Sunday, 8 January 2023

Nansen by another

Following my reading of Nansen's best selling book about his Greenland expedition noticed at reference 1, I have now re-read my library chuck-out - reference 2 - of the bigger story by someone else, one Roland Huntford, of Lithuanian extraction, mainly a historian of the heroic era of polar travel, and himself, it seems, a controversial figure in his own right. This Lithuanian extraction may be responsible for his dislike - to say the least of it - of all things Soviet. See reference 3. I also come away from this book with the feeling, quite possibly well wide of the mark, that he rather disliked his subject, while respecting his various achievements.

550 pages of text organised into five parts: Beginnings, Greenland, Fram (for which see reference 4), Diplomat and, lastly, the League. That is to say Nansen's involvement with the work of the League of Nations after the First World War. Pretty readable, except towards the end when I got rather lost in the labyrinthine diplomacy of the inter-war period - which seems to have been badly warped by an obsession with the Bolshevik menace.

Nansen comes across as a very strange bird, perhaps a necessary qualification for someone prepared to shut himself for years on the Fram expedition, including being even more shut up in a hand made hut for a winter in the Arctic wastes. Part of this was his difficult relationship with the various women in his life - including two wives, the first having died in middle age - and with his own children.

As a young person, a skier of note, at a time when skiing was not the sport it now is, and a student of the nervous systems of marine invertebrates. Very much part of the identification of the neuron as an independent entity, now right at the centre of neurology.

He then moved onto polar travel and became famous for his crossing of the Greenland ice sheet 1888/9 and for his attempt on the North Pole in Fram 1893/6. The idea here being that the custom built Fram, now in the museum at reference 4, would get locked into the ice somewhere north of what was then Russia and the ice would then carry him across the Pole. This did not work out, but he did achieve a furthest north, and he did make an epic journey across the Arctic wastes with skis, sledges and dogs - and just one companion. Thus revolutionising polar travel and consigning the giant expeditions of the likes of Franklin to the dustbin of history. The dogs were eventually all eaten, with fresh protein coming after that in the form of polar bear (good) and walrus (bad). So none of the scurvy which was later to afflict Scott's fatal expedition to the South Pole.
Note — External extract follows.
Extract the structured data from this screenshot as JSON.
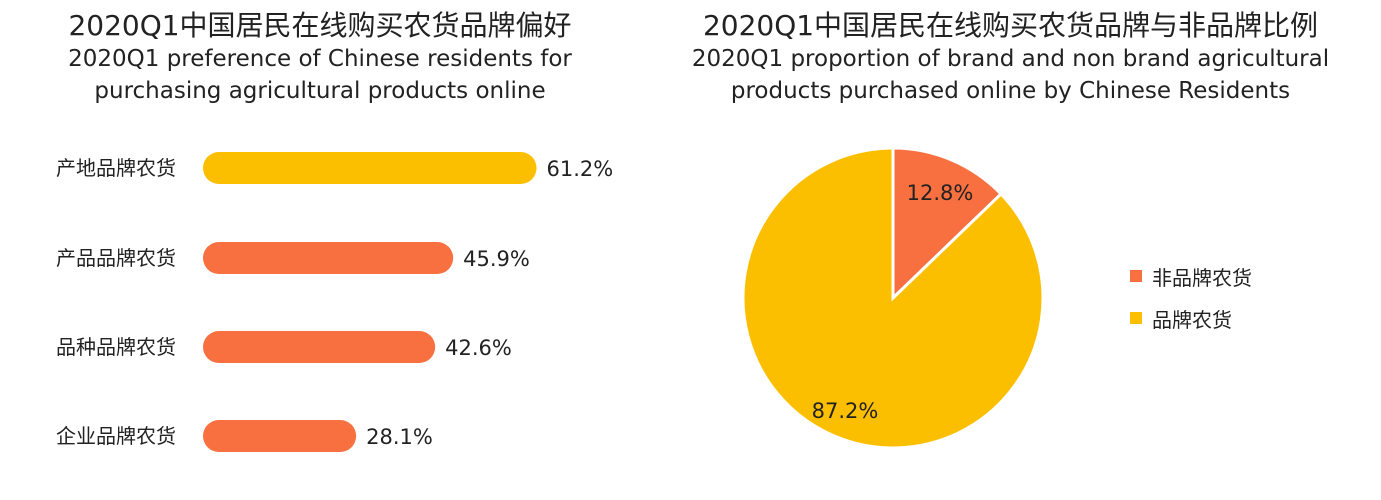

On the Huntford account, Nansen made up for his considerable shortcomings as a leader by sheer strength of body and force of personality. On the other hand, he seemed to have the right touch with royals, aristocrats, the rich and older ladies, doing fine on those fronts for the rest of his life. He was also the elder statesman of polar travel, an essential port of call for wannabee polar explorers for many years after his exploits.

And somehow, having discovered that the Arctic Ocean was deep not shallow, he also found the time to be part of the new science of oceanography and to take a serious interest in the geology of the polar regions.

The next phase was diplomacy, with Nansen having the fame and contacts to be helpful during Norway's escape from Swedish tutelage, around 1905. An escape which, in the end, went off peacefully. The then Great Powers were rather nervous about this, not knowing where it would all lead. What about the Finns, the Hungarians, the Croats and the Irish, all keen to escape their tutelages? Could the Europe they knew cope with all this change?

The last phase was his work in and around the Red Cross and the League of Nations. Work in which his shortcomings were visible enough, but somehow he still managed to do some good work. Famine in Russia during the civil war, repatriation of prisoners of war to Russia and Germany, Nansen passports for Russian refugees who did not want to go back, ethnic cleansing of Greeks from Turkey and (the rather fewer) Muslims from Greece and, lastly, taking an interest in the plight of the Armenians.

An interesting chap. 

With my big take away being the similarities between the Scandinavian counties (and associated islands) and the British Isles (and associated islands). Both being places inhabited by a small number of related but different nations, nations which despite many links and much exchange, did not settle down to unity or even a federation. So the Scandinavians settled down to four countries, five if we include Iceland, six if we include Greenland, still more with the various archipelagos - while the British settled down to two countries going on three. With anomalous add-ons in the form of the Channel Islands, the Isle of Man and Northern Ireland. The fact the Scandinavia is part of continental Europe probably has something to do with it. Someone ought to do a comparative study.

References

Reference 1: https://psmv5.blogspot.com/2022/12/nansen.html.

Reference 2: Nansen - Roland Huntford - 1997

Reference 3: https://en.wikipedia.org/wiki/Roland_Huntford.

Reference 4: https://frammuseum.no/. The source of the snap above, taken during the crossing of Greenland.

Reference 5: https://en.wikipedia.org/wiki/Philip_Noel-Baker. Another odd cove, very much mixed up with Nansen in his League of Nations days. Another athlete turned diplomat, the only man to ever achieve both an Olympic medal and a Nobel prize. Nansen, despite his athleticism, only managed the second of these. Skiing was not an Olympic sport in his day.